When the national market corrects, consolidated premium neighbourhoods barely flinch. Pla del Remei is probably the clearest example in Valencia: an area where prices don't rise out of fashion, but because of a scarcity that time doesn't resolve.
Over the last decade, while the average home price in Spain has gone through at least two significant corrections, the deals closed in Pla del Remei have followed a notably more stable path. We're not talking about published prices —those always exaggerate— but the prices actually signed before a notary, which is the only figure that matters.
Structural scarcity, not speculation
The neighbourhood has a defined perimeter and a housing stock that barely grows. There are no plots for new builds, and the stately buildings that exist rarely come to market. When they do, it's once a generation. That scarcity is structural: it doesn't depend on the cycle, it depends on the streets themselves.
The Pla del Remei buyer isn't after a short-term return. They're here to stay.
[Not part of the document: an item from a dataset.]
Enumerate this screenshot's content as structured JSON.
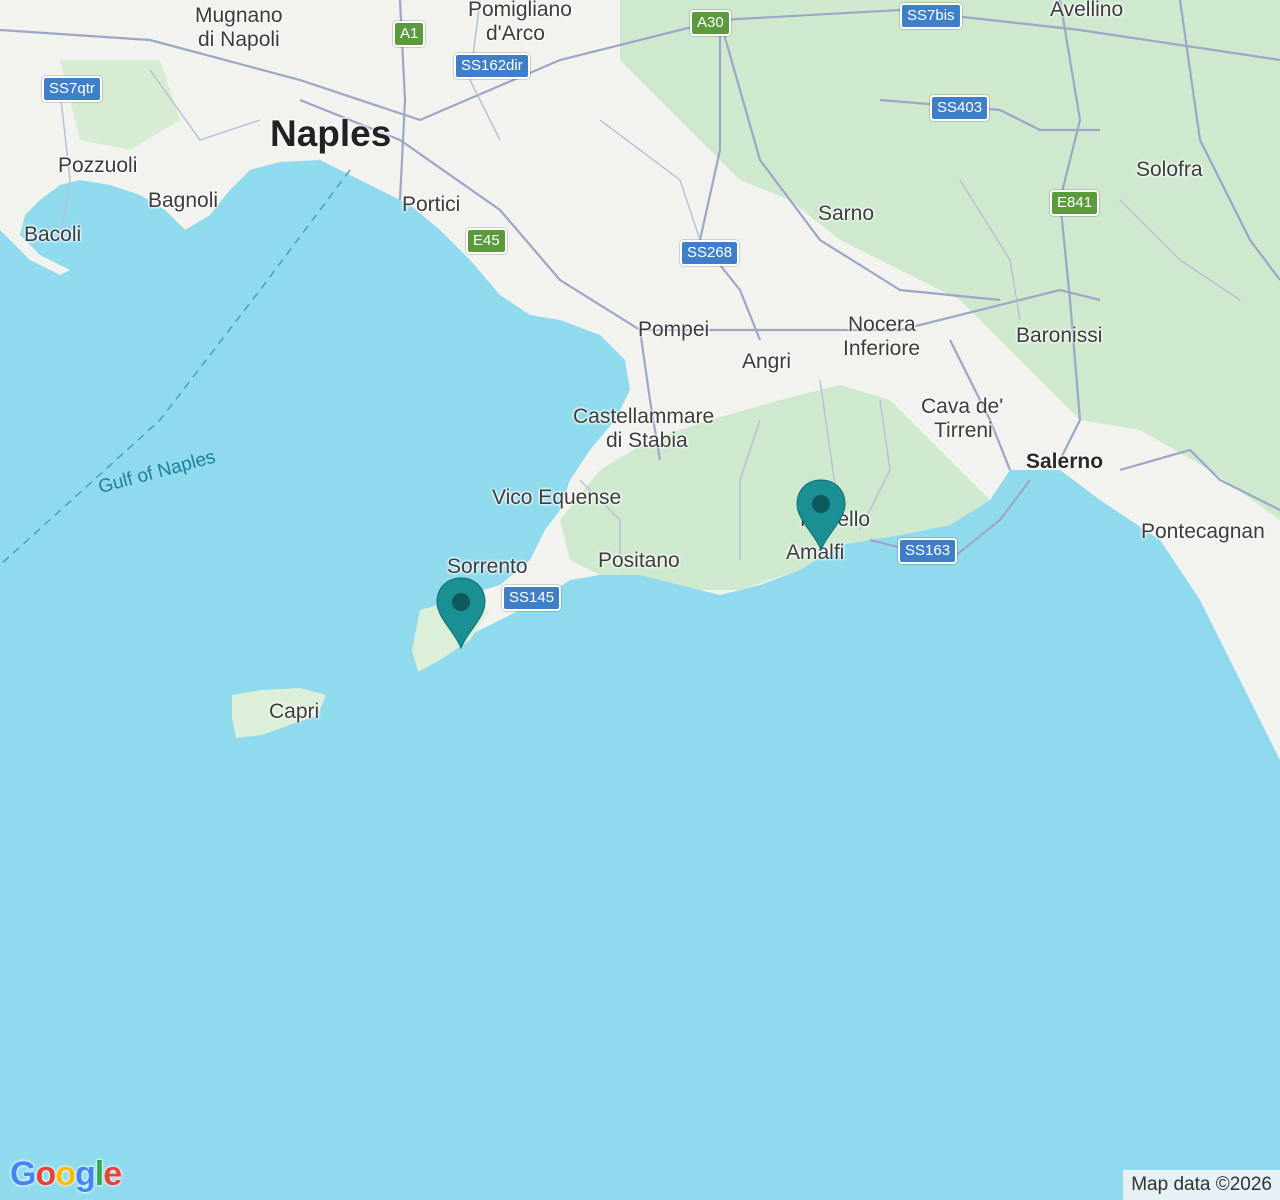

That completely changes the supply-and-demand dynamic. In areas dominated by investors, a rate hike cools demand overnight. Here, the buyer is mostly a long-term owner-occupier: someone buying to live, or for their family to live. That demand is far less sensitive to the cost of financing.
What this means if you own a property here
It means the risk of selling "at a bad time" is much lower than people think. The usual mistake isn't the when, but the how: putting an exceptional property on the open market, where it competes with everything, and wearing it down with unqualified viewings.
A Pla del Remei home sells better privately. To a specific buyer who understands the value of the address before crossing the threshold. That's why we work with a closed network: because for this kind of property, discretion isn't a luxury, it's strategy.